Terrafemina : Le héros de « Elle et lui » était déjà l’un des personnages principaux dans votre premier livre « Et si c’était vrai ». Pourquoi ce retour aux sources après quinze romans ?
Marc Levy : Par désir et par plaisir. Je voulais renouer avec des personnages auxquels j’étais très attaché. Ils m’ont manqué. Aussi fou que cela puisse paraître, pour un romancier les personnages deviennent des personnes qui font partie de votre vie. Un jour en me baladant avec mon meilleur ami, je lui ai montré la fenêtre d’un appartement en lui disant que c’est là que vivait l’héroïne de mon roman Toutes ces choses qu’on ne s’est pas dites. Il m’a pris pour un fou, et m’a lancé un regard consterné. Mais moi j’étais très sincère. Quand on passe des mois et des mois avec des personnages, ils rentrent dans votre vie. Donc en écrivant ce roman, j’avais envie de renouer avec ces personnages, mais aussi la comédie. Ça faisait sept ans que je n’en avais pas écrit et ça me manquait. J’avais envie de légèreté et j’ai pris beaucoup de plaisir à retrouver tout ça.

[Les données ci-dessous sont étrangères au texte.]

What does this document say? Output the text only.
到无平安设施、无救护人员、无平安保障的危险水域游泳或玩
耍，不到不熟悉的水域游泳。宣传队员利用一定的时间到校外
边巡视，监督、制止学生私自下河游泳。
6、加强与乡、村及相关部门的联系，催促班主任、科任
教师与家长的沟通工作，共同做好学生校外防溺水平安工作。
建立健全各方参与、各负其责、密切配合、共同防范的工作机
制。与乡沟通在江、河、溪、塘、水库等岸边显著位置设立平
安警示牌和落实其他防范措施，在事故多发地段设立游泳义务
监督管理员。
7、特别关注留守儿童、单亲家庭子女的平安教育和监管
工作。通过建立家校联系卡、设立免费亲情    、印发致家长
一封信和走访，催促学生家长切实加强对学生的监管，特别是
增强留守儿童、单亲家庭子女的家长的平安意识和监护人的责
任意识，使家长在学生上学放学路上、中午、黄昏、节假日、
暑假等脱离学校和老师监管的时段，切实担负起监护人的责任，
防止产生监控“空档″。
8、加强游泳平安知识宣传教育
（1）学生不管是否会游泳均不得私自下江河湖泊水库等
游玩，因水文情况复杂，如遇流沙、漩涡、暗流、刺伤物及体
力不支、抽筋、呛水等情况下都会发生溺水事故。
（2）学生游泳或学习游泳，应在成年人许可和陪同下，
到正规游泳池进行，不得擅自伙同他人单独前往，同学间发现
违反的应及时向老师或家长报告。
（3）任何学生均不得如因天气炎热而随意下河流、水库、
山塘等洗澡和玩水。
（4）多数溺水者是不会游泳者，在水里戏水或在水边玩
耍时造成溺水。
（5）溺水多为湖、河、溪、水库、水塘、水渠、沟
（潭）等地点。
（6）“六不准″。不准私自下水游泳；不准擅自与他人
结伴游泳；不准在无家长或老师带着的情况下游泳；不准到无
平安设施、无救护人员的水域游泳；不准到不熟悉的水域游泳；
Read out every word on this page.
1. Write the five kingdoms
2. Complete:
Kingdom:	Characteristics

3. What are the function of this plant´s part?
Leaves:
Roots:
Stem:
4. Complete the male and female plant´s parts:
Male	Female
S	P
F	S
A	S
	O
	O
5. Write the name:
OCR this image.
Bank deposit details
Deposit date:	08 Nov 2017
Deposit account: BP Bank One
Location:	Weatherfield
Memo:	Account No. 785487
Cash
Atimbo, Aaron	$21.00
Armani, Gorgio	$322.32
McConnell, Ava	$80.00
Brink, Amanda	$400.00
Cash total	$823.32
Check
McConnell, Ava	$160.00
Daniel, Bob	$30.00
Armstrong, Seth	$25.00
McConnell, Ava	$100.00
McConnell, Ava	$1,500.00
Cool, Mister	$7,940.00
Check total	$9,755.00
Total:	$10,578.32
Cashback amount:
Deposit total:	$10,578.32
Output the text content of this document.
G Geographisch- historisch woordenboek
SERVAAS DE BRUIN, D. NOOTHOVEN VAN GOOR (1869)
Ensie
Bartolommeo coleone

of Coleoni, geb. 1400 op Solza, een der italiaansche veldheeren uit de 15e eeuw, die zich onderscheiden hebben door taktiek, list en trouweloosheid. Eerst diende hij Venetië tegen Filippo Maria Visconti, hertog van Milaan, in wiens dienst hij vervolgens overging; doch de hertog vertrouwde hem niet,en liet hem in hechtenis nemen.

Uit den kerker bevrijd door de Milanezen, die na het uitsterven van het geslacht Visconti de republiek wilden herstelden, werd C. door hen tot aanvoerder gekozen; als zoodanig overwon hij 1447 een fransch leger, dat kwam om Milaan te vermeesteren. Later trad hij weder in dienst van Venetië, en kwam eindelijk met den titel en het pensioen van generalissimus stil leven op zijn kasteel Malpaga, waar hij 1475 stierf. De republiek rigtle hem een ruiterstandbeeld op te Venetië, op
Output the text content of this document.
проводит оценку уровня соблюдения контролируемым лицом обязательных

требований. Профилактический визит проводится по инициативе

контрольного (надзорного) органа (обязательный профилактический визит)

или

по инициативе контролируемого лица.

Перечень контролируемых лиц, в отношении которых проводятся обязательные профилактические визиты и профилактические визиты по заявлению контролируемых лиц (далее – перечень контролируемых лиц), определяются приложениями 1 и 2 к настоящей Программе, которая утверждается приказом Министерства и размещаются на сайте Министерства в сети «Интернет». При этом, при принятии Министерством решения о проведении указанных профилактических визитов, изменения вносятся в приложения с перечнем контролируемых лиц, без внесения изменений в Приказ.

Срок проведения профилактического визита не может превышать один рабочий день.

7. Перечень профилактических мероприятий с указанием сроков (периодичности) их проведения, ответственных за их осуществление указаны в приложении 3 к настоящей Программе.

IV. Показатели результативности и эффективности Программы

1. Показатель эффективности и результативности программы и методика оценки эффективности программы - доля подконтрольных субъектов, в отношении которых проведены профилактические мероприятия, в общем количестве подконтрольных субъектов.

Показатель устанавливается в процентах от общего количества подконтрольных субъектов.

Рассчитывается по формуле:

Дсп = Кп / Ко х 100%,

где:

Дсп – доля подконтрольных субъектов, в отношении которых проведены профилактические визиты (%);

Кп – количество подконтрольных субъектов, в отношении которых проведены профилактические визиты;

Tf : Ce livre est une belle comédie romantique à mi-chemin entre « Quand Harry rencontre Sally » et « Coup de foudre à Notting Hill ». Il y a d’ailleurs un côté très cinématographique dans ce roman. Avez-vous emprunté délibérément aux codes de la comédie romantique ?
M.L : Je ne dirais pas que j’emprunte aux codes. Mais ça me touche beaucoup quand on me dit que j’ai une écriture visuelle car en seize romans je n’ai jamais décrit physiquement un de mes personnages. Mais c’est ça le métier de romancier. Quand je lisais Les Misérables, je voyais un film, le cinéma n’existait pas. On n’a jamais lu de roman adapté d’un film, c’est l’inverse. Finalement, cette magie du métier de romancier, c’est de créer des images dans la tête d’un lecteur, uniquement avec des mots. Donc étrangement, ce n’est pas le roman qui emprunte au cinéma. C’est le cinéma qui met en image le travail du romancier. Après, est-ce qu’il y a des codes dans la comédie romantique ? Oui. Mais comme il y en a dans le polar et le thriller.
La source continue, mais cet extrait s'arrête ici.